The best hope for humanity is that machines will remain tools to facilitate human lives. Some may argue that this is still possible. Unfortunately, this is very unlikely.
Even if it remains a tool for humans, is there a limit to how much we can/should facilitate our lives?
Isn’t it true that we grow and find happiness in hardship?
If everything is entertainment, nothing is entertainment. If everything is good, nothing is good.
Machines are slowly replacing our active role in this world. Slowly but surely, they are turning us into what people used to call “mindless robots”.
Isn’t it mind-boggling?
In Sapiens, Yuval Noah Harari reflects on the implications of wheat on humanity and history. He stipulates that wheat, in fact, controlled us, as opposed to as controlling it. For better or worse, it changed us in ways history could not have “anticipated”.
You think you’re in control of your computer or phone in front of you right now?
How much of your time is spent in front of a “machine”?
If you’re old enough for that, compare what your schedule was like 15 years ago as opposed to now. If you look at your grandparents, whatever your age, I’m sure you can see they lived a completely different lifestyle.
That’s in the short span of about half a century only!
So what is the role of machines going forward?
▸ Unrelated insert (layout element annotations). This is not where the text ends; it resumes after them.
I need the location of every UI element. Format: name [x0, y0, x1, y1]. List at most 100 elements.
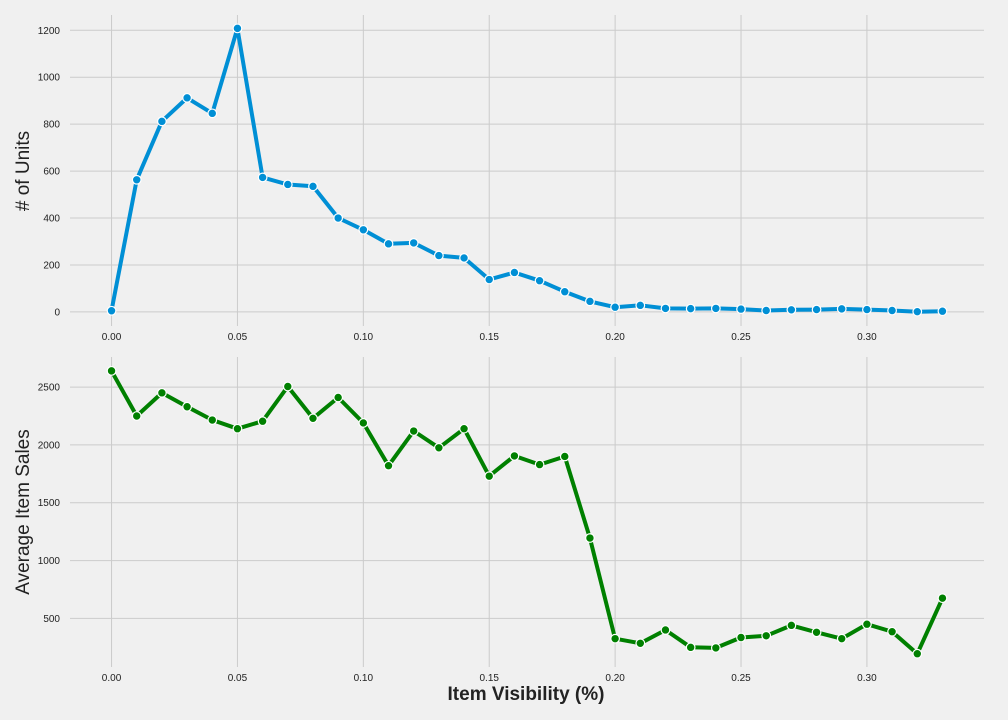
sales-data-point — [207, 415, 218, 425]
sales-x-tick-label: 0.15 — [479, 673, 499, 684]
units-data-point — [333, 213, 344, 223]
sales-grid — [70, 357, 984, 667]
sales-data-point — [660, 625, 671, 635]
units-series-line — [109, 26, 945, 314]
units-data-point — [610, 302, 621, 313]
units-data-point — [459, 253, 469, 263]
units-data-point — [131, 174, 142, 185]
sales-data-point — [459, 423, 469, 434]
sales-data-point — [282, 381, 293, 392]
sales-data-point — [257, 416, 268, 427]
sales-data-point — [308, 413, 318, 424]
sales-data-point — [887, 626, 897, 637]
units-data-point — [308, 181, 318, 192]
sales-data-point — [559, 451, 570, 462]
sales-ylabel: Average Item Sales — [13, 429, 34, 594]
units-data-point — [182, 92, 192, 103]
units-y-tick-label: 800 — [43, 120, 60, 131]
sales-data-point — [484, 471, 495, 482]
units-data-point — [207, 108, 218, 119]
units-data-point — [912, 306, 923, 317]
units-grid — [70, 15, 984, 326]
sales-data-point — [534, 459, 545, 470]
units-data-point — [836, 303, 847, 314]
sales-data-point — [862, 619, 872, 630]
units-data-point — [509, 267, 520, 278]
units-x-tick-label: 0.10 — [354, 332, 374, 343]
units-data-point — [585, 296, 595, 307]
units-y-tick-label: 200 — [43, 260, 60, 271]
units-x-tick-label: 0.15 — [479, 332, 499, 343]
units-data-point — [937, 306, 948, 317]
units-ylabel: # of Units — [13, 131, 34, 211]
units-x-tick-label: 0.30 — [857, 332, 877, 343]
sales-data-point — [333, 392, 344, 403]
sales-data-point — [811, 627, 822, 638]
units-data-point — [685, 303, 696, 314]
sales-data-point — [106, 365, 117, 376]
units-x-tick-label: 0.05 — [228, 332, 248, 343]
units-data-point — [559, 286, 570, 297]
units-data-point — [660, 303, 671, 314]
sales-y-tick-label: 1500 — [38, 498, 61, 509]
units-data-point — [408, 238, 419, 248]
units-data-point — [534, 275, 545, 286]
sales-x-tick-label: 0.00 — [102, 673, 122, 684]
sales-x-tick-label: 0.10 — [354, 673, 374, 684]
sales-xlabel: Item Visibility (%) — [448, 684, 605, 705]
sales-data-point — [761, 630, 772, 641]
units-data-point — [811, 304, 822, 315]
units-y-tick-label: 1000 — [38, 73, 61, 84]
sales-y-tick-label: 2000 — [38, 440, 61, 451]
sales-data-point — [736, 632, 746, 643]
sales-data-point — [937, 593, 948, 604]
sales-data-point — [912, 648, 923, 659]
units-data-point — [282, 179, 293, 190]
units-data-point — [887, 305, 897, 316]
units-y-tick-label: 600 — [43, 167, 60, 178]
units-data-point — [358, 224, 369, 235]
sales-y-tick-label: 500 — [43, 614, 60, 625]
sales-data-point — [358, 418, 369, 428]
sales-series-line — [109, 368, 945, 656]
sales-x-tick-label: 0.25 — [731, 673, 751, 684]
units-x-tick-label: 0.00 — [102, 332, 122, 343]
sales-x-tick-label: 0.05 — [228, 673, 248, 684]
sales-y-tick-label: 1000 — [38, 556, 61, 567]
sales-data-point — [509, 450, 520, 461]
sales-data-point — [710, 643, 721, 653]
units-y-tick-label: 0 — [54, 307, 60, 318]
sales-data-point — [786, 620, 797, 631]
units-data-point — [106, 305, 117, 316]
sales-data-point — [182, 401, 192, 412]
sales-data-point — [585, 533, 595, 543]
units-data-point — [736, 304, 746, 315]
units-data-point — [484, 274, 495, 285]
sales-data-point — [635, 638, 646, 649]
units-x-tick-label: 0.20 — [605, 332, 625, 343]
sales-data-point — [232, 423, 243, 434]
sales-chart: Average Item Sales Item Visibility (%) 0… — [13, 357, 984, 705]
sales-data-point — [685, 642, 696, 653]
units-y-tick-label: 400 — [43, 214, 60, 225]
units-data-point — [710, 303, 721, 314]
units-y-tick-label: 1200 — [38, 26, 61, 37]
units-data-point — [761, 305, 772, 316]
units-data-point — [786, 304, 797, 315]
sales-data-point — [836, 633, 847, 644]
units-data-point — [862, 304, 872, 315]
units-data-point — [257, 172, 268, 183]
units-chart: # of Units 0.00 0.05 0.10 0.15 0.20 0.25 0.30 0… — [13, 15, 984, 343]
units-data-point — [383, 238, 394, 249]
sales-x-tick-label: 0.30 — [857, 673, 877, 684]
units-data-point — [433, 250, 444, 261]
sales-data-point — [610, 633, 621, 644]
sales-data-point — [383, 460, 394, 471]
sales-data-point — [157, 387, 167, 398]
units-data-point — [157, 116, 167, 127]
sales-data-point — [408, 426, 419, 436]
sales-data-point — [131, 411, 142, 421]
units-x-tick-label: 0.25 — [731, 332, 751, 343]
sales-data-point — [433, 442, 444, 453]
Again, let us collectively reflect on that while we still can. One thing is for sure, machines will continue to disrupt humanity, for better or worse.
How can Education prepare us for what’s to come?
When we dig deeper, we can see that Education is interconnected to many underlying systems integral to our lives. The way we are educated dictates future outcomes, whether positively or negatively.
In Part Two of this series, we’ll dig deeper into how Education is affecting many aspects of our lives, what its current pains points are, and how to collectively start thinking about it from there.
We are lagging behind evolution for the first time since 350,000 years, and it’s time to do something about it. Let’s build a collective intelligence and solve this before it’s too late!